According to a report by the Finnish cyber security and privacy firm, F-Secure, the latest Lazarus attack was made through a crypto-related job advert on the site. Their investigation indicated that an individual working in the Blockchain space received a phishing message that mimicked a legitimate Blockchain job listing.
The message included an MS Word document titled “BlockVerify Group Job Description,” which executed malicious macro code when opened.
F-Secure found that the document shares the same names, authors, and word count elements as publicly available code from major internet security website, VirusTotal. According to data by VirusTotal, the original malicious macro was created in 2019, with 37 antivirus engines having reported it.

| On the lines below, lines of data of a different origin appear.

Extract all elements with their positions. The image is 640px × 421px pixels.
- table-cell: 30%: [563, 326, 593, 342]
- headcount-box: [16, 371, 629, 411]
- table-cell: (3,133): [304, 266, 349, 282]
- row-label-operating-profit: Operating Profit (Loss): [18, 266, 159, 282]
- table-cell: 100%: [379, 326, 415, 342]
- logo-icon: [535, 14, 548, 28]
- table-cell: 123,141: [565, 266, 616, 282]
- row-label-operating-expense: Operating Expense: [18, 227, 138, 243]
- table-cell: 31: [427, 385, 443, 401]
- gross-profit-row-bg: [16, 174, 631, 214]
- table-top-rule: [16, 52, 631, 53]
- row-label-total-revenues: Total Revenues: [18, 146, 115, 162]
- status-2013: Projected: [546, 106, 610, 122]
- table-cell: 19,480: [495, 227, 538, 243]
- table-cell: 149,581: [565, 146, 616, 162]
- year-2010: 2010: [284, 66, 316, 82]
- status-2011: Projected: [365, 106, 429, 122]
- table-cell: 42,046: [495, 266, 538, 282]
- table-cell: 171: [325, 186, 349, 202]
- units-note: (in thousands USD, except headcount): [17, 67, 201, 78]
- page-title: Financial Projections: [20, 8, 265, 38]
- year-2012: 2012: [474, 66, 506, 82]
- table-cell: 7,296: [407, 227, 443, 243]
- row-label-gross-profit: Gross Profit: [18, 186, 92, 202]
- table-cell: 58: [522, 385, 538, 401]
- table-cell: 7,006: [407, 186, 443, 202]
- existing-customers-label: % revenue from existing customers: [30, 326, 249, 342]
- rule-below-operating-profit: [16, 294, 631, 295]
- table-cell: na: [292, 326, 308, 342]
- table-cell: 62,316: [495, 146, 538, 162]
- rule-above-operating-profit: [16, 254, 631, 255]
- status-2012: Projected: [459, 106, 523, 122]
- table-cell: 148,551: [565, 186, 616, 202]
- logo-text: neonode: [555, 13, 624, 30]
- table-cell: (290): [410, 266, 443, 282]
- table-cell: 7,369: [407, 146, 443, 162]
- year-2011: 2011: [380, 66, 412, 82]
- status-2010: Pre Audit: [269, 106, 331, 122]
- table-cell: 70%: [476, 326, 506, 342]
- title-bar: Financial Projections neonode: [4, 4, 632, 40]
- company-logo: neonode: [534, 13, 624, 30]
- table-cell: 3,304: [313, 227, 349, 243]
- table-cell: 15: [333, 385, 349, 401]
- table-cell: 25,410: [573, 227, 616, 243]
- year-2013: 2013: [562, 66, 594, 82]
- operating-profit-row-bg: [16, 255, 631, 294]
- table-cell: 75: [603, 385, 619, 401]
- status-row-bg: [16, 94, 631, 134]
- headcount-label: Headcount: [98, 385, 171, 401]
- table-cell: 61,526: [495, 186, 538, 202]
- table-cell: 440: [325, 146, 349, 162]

“The purpose of the malware was mainly to fetch login credentials and provide access to the victim’s network, eventually to reach the system required to steal the cryptocurrency,” an F-Secure representative said.
In the report, F-Secure outlined that the Lazarus group’s interests reportedly align with those of the government of the Democratic People's Republic of Korea, or DPRK. According to the cybersecurity firm, DPRK’s cyber operations will likely target organizations and companies in verticals outside the crypto industry as well.
The Lazarus group is well known for multiple attacks on the crypto industry. Earlier this year, the hacker group reportedly deployed a series of new viruses to steal crypto from Mac and Windows users. Lazarus was also allegedly involved in stealing nearly $600 million worth of crypto between 2017 and 2018. The amount may have accounted for nearly 65% of the total crypto stolen during the period.
The latest news comes amid a report by the United States Army claiming that North Korea now has more than 6,000 hackers dedicated to crypto and related cybercrimes.